Une tragédie qui s'ajoute aux statistiques alarmantes des féminicides
Un nouveau drame vient de s'ajouter aux chiffres accablants des violences faites aux femmes. Une femme de 40 ans, victime d'une agression au couteau par son ex-conjoint début octobre à Gometz-la-Ville dans l'Essonne, a finalement succombé à ses blessures ce mercredi à l'hôpital de la Pitié-Salpêtrière à Paris. Le décès est survenu après cinq longs mois de coma, selon les informations confirmées par le parquet d'Evry ce vendredi.
Les faits et le contexte de l'agression
Les événements tragiques se sont déroulés dans la soirée du 5 octobre dernier au domicile de la victime, situé dans cette commune essonnienne d'environ 1 500 habitants au sud-ouest de Paris. L'agresseur, âgé de 39 ans, s'était présenté à ce logement où il avait précédemment vécu avec la victime et leur fille de trois ans, avant leur séparation.
Particularité particulièrement troublante : cet homme n'avait théoriquement pas le droit de se trouver à cet endroit. Deux semaines seulement avant cette agression, il avait été condamné à huit mois d'emprisonnement pour violences sur conjoint envers cette même victime. Une décision judiciaire qui comportait explicitement l'interdiction d'entrer en contact avec son ex-compagne.
Le déroulement de l'agression et l'interpellation
L'homme a porté au moins un coup de couteau au niveau de la gorge de sa victime avant de prendre la fuite. Une vaste opération de recherche a été immédiatement déployée par la gendarmerie de l'Essonne, permettant son interpellation au milieu de la nuit suivant l'agression.
Requalification judiciaire en cours
Face à la gravité des faits et au décès de la victime, le parquet d'Evry a annoncé avoir pris des réquisitions supplétives pour requalifier les faits en assassinat. Cette démarche judiciaire marque une étape importante dans la qualification pénale de ce drame, reconnaissant la préméditation ou la volonté délibérée de donner la mort.
Des chiffres qui continuent d'alarmer
Ce nouveau drame s'inscrit dans un contexte national particulièrement préoccupant concernant les violences conjugales et les féminicides.

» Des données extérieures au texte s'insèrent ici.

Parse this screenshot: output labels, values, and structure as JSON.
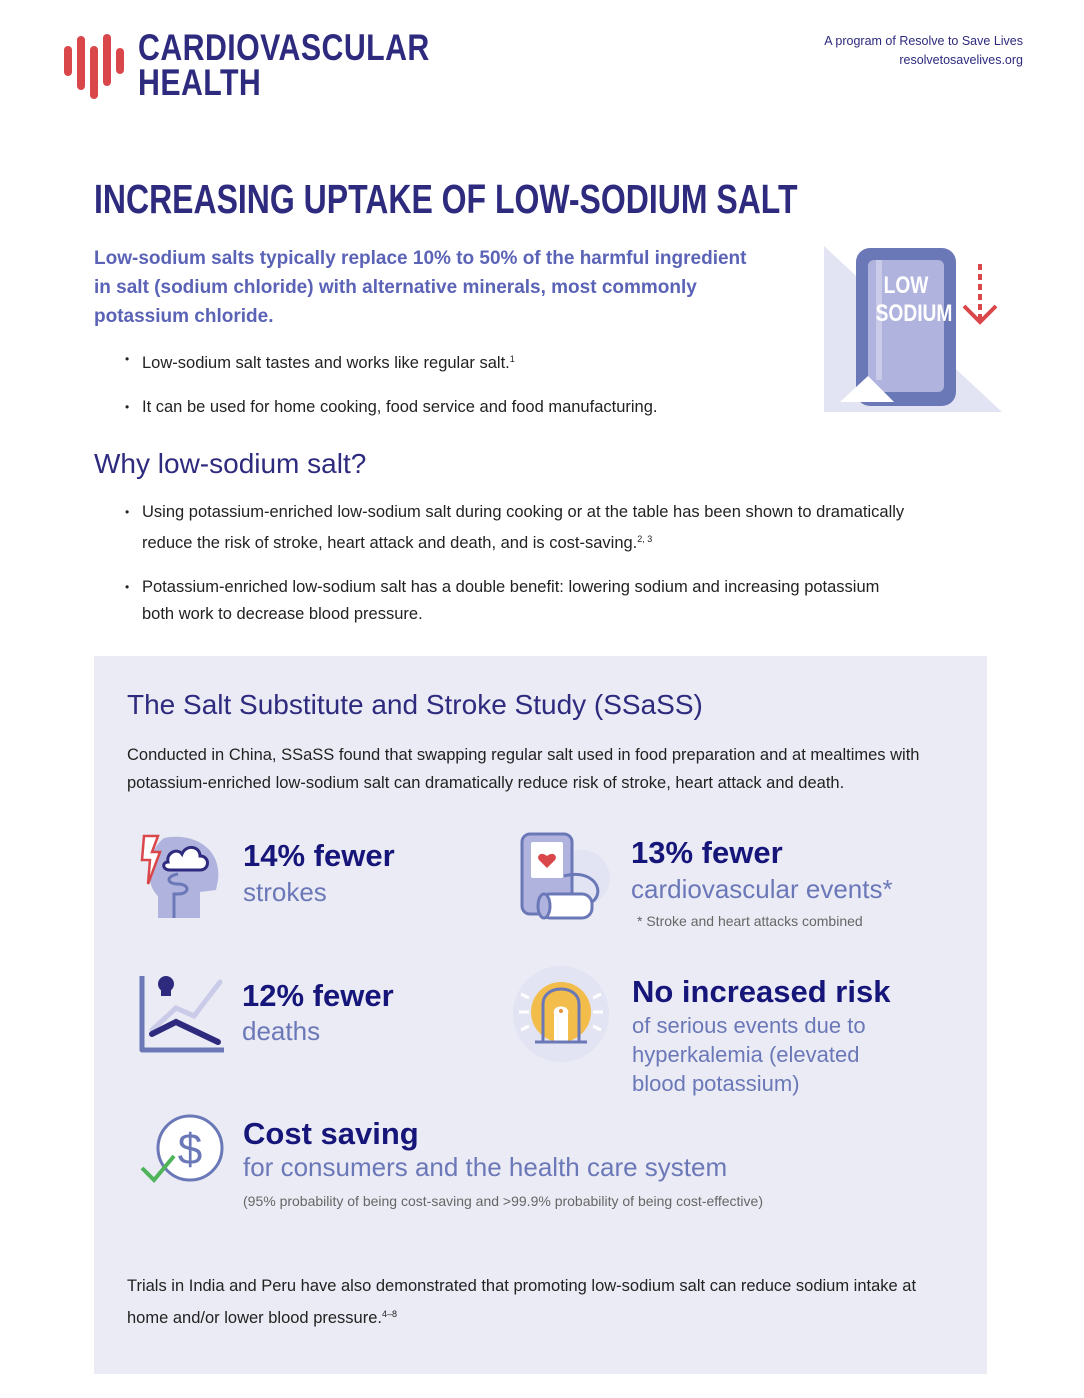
{
  "header": {
    "logo_line1": "CARDIOVASCULAR",
    "logo_line2": "HEALTH",
    "program": "A program of Resolve to Save Lives",
    "url": "resolvetosavelives.org"
  },
  "title": "INCREASING UPTAKE OF LOW-SODIUM SALT",
  "intro": "Low-sodium salts typically replace 10% to 50% of the harmful ingredient in salt (sodium chloride) with alternative minerals, most commonly potassium chloride.",
  "badge": {
    "line1": "LOW",
    "line2": "SODIUM"
  },
  "bullets1": [
    {
      "text": "Low-sodium salt tastes and works like regular salt.",
      "sup": "1"
    },
    {
      "text": "It can be used for home cooking, food service and food manufacturing.",
      "sup": ""
    }
  ],
  "why": {
    "heading": "Why low-sodium salt?",
    "bullets": [
      {
        "text": "Using potassium-enriched low-sodium salt during cooking or at the table has been shown to dramatically reduce the risk of stroke, heart attack and death, and is cost-saving.",
        "sup": "2, 3"
      },
      {
        "text": "Potassium-enriched low-sodium salt has a double benefit: lowering sodium and increasing potassium both work to decrease blood pressure.",
        "sup": ""
      }
    ]
  },
  "study": {
    "heading": "The Salt Substitute and Stroke Study (SSaSS)",
    "desc": "Conducted in China, SSaSS found that swapping regular salt used in food preparation and at mealtimes with potassium-enriched low-sodium salt can dramatically reduce risk of stroke, heart attack and death.",
    "stats": [
      {
        "title": "14% fewer",
        "sub": "strokes",
        "icon": "brain-stroke-icon"
      },
      {
        "title": "13% fewer",
        "sub": "cardiovascular events*",
        "note": "* Stroke and heart attacks combined",
        "icon": "blood-pressure-monitor-icon"
      },
      {
        "title": "12% fewer",
        "sub": "deaths",
        "icon": "death-chart-icon"
      },
      {
        "title": "No increased risk",
        "sub": "of serious events due to hyperkalemia (elevated blood potassium)",
        "icon": "alarm-light-icon"
      },
      {
        "title": "Cost saving",
        "sub": "for consumers and the health care system",
        "note": "(95% probability of being cost-saving and >99.9% probability of being cost-effective)",
        "icon": "dollar-check-icon"
      }
    ],
    "footer": "Trials in India and Peru have also demonstrated that promoting low-sodium salt can reduce sodium intake at home and/or lower blood pressure.",
    "footer_sup": "4–8"
  },
  "colors": {
    "brand": "#2e2a7e",
    "accent_red": "#d9474a",
    "intro": "#5b63b7",
    "box_bg": "#ebebf5"
  }
}
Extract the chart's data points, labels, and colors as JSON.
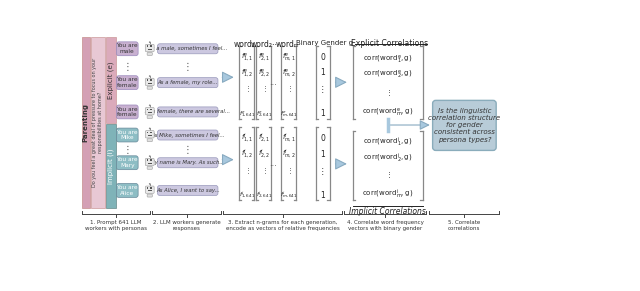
{
  "bg_color": "#ffffff",
  "parenting_label": "Parenting",
  "parenting_question": "Do you feel a great deal of pressure to focus on your\nresponsibilities at home?",
  "parenting_bg": "#d4a0b5",
  "parenting_question_bg": "#e8c8d4",
  "explicit_bg": "#dbaabb",
  "implicit_bg": "#7fb3b8",
  "explicit_label": "Explicit (e)",
  "implicit_label": "Implicit (i)",
  "explicit_persona_color": "#c8b0d0",
  "implicit_persona_color": "#8dbdc4",
  "response_box_color": "#ccc8e0",
  "arrow_color_fill": "#a8c8de",
  "arrow_color_edge": "#88aac0",
  "mat_brace_color": "#888888",
  "step_labels": [
    "1. Prompt 641 LLM\nworkers with personas",
    "2. LLM workers generate\nresponses",
    "3. Extract n-grams for each generation,\nencode as vectors of relative frequencies",
    "4. Correlate word frequency\nvectors with binary gender",
    "5. Correlate\ncorrelations"
  ],
  "explicit_corr_label": "Explicit Correlations",
  "implicit_corr_label": "Implicit Correlations",
  "binary_gender_label": "Binary Gender g",
  "question_box_text": "Is the linguistic\ncorrelation structure\nfor gender\nconsistent across\npersona types?",
  "question_box_color": "#b8ccd8",
  "question_box_edge": "#8aacbb"
}
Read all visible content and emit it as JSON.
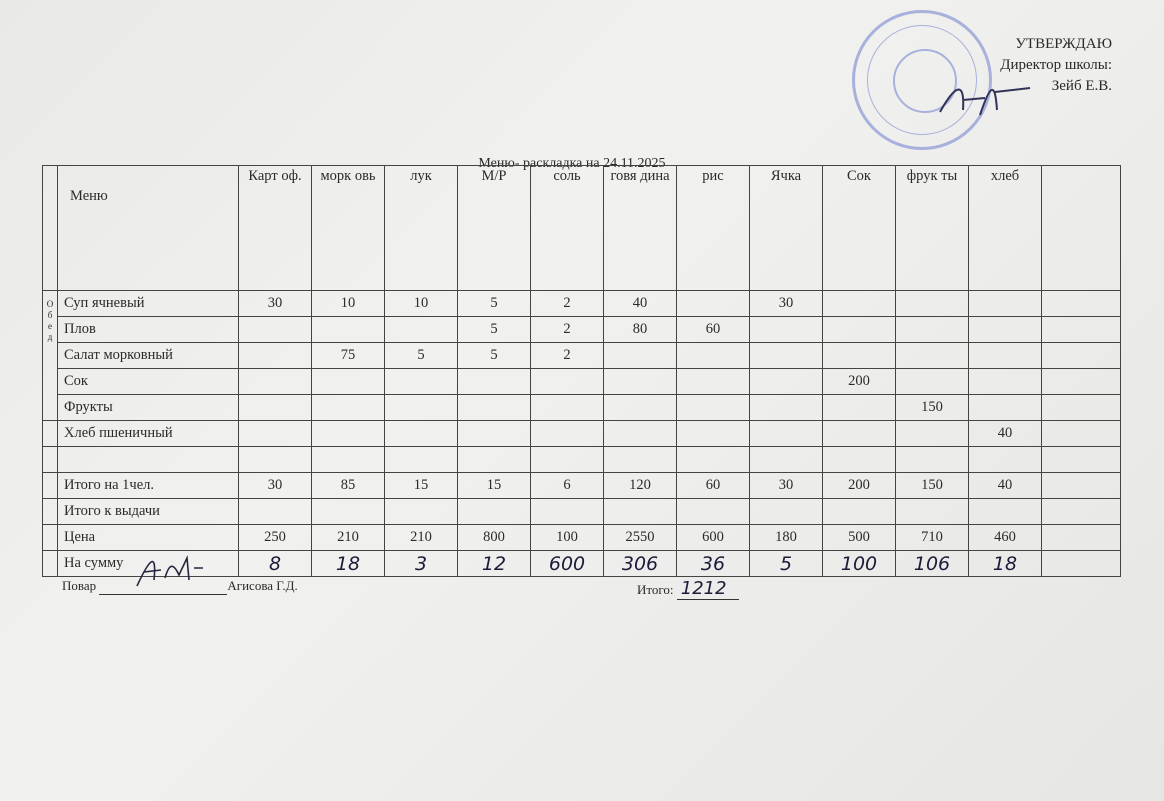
{
  "approval": {
    "title": "УТВЕРЖДАЮ",
    "position": "Директор школы:",
    "name": "Зейб Е.В."
  },
  "document_title": "Меню- раскладка на 24.11.2025",
  "table": {
    "headers": [
      "Меню",
      "Карт оф.",
      "морк овь",
      "лук",
      "М/Р",
      "соль",
      "говя дина",
      "рис",
      "Ячка",
      "Сок",
      "фрук ты",
      "хлеб",
      ""
    ],
    "section_label": "О б е д",
    "rows": [
      {
        "name": "Суп ячневый",
        "cells": [
          "30",
          "10",
          "10",
          "5",
          "2",
          "40",
          "",
          "30",
          "",
          "",
          "",
          ""
        ]
      },
      {
        "name": "Плов",
        "cells": [
          "",
          "",
          "",
          "5",
          "2",
          "80",
          "60",
          "",
          "",
          "",
          "",
          ""
        ]
      },
      {
        "name": "Салат морковный",
        "cells": [
          "",
          "75",
          "5",
          "5",
          "2",
          "",
          "",
          "",
          "",
          "",
          "",
          ""
        ]
      },
      {
        "name": "Сок",
        "cells": [
          "",
          "",
          "",
          "",
          "",
          "",
          "",
          "",
          "200",
          "",
          "",
          ""
        ]
      },
      {
        "name": "Фрукты",
        "cells": [
          "",
          "",
          "",
          "",
          "",
          "",
          "",
          "",
          "",
          "150",
          "",
          ""
        ]
      },
      {
        "name": "Хлеб пшеничный",
        "cells": [
          "",
          "",
          "",
          "",
          "",
          "",
          "",
          "",
          "",
          "",
          "40",
          ""
        ]
      },
      {
        "name": "",
        "cells": [
          "",
          "",
          "",
          "",
          "",
          "",
          "",
          "",
          "",
          "",
          "",
          ""
        ]
      },
      {
        "name": "Итого на 1чел.",
        "cells": [
          "30",
          "85",
          "15",
          "15",
          "6",
          "120",
          "60",
          "30",
          "200",
          "150",
          "40",
          ""
        ]
      },
      {
        "name": "Итого к выдачи",
        "cells": [
          "",
          "",
          "",
          "",
          "",
          "",
          "",
          "",
          "",
          "",
          "",
          ""
        ]
      },
      {
        "name": "Цена",
        "cells": [
          "250",
          "210",
          "210",
          "800",
          "100",
          "2550",
          "600",
          "180",
          "500",
          "710",
          "460",
          ""
        ]
      },
      {
        "name": "На сумму",
        "cells": [
          "8",
          "18",
          "3",
          "12",
          "600",
          "306",
          "36",
          "5",
          "100",
          "106",
          "18",
          ""
        ],
        "handwritten": true
      }
    ]
  },
  "footer": {
    "cook_label": "Повар",
    "cook_name": "Агисова Г.Д.",
    "total_label": "Итого:",
    "total_value": "1212"
  }
}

Selon les dernières données disponibles de la Mission interministérielle pour la protection des femmes (Miprof), 107 femmes ont été tuées par leur conjoint ou ex-conjoint en 2024, contre 96 en 2023, marquant une augmentation significative.
L'association Nous Toutes, qui recense minutieusement ces drames, fait état de 164 féminicides survenus en 2025. Ces chiffres témoignent de l'urgence persistante à renforcer les dispositifs de protection des victimes et à prévenir ces drames familiaux qui se produisent souvent dans des contextes de violences antérieurement signalées.
Les questions soulevées par ce drame
Ce cas particulier soulève plusieurs interrogations cruciales :
- L'efficacité des mesures d'éloignement prononcées par la justice
- Les délais entre les signalements de violences et la mise en œuvre effective des protections
- L'accompagnement des victimes après les premières plaintes
- La prévention des récidives dans un contexte de séparation conflictuelle
La communauté de Gometz-la-Ville, petite commune habituellement tranquille, se trouve profondément marquée par ce drame qui rappelle que les violences conjugales ne connaissent pas de frontières géographiques ou sociales. Les proches de la victime, ainsi que sa fille de trois ans désormais orpheline de mère, doivent faire face à une perte irréparable dans des circonstances particulièrement traumatisantes.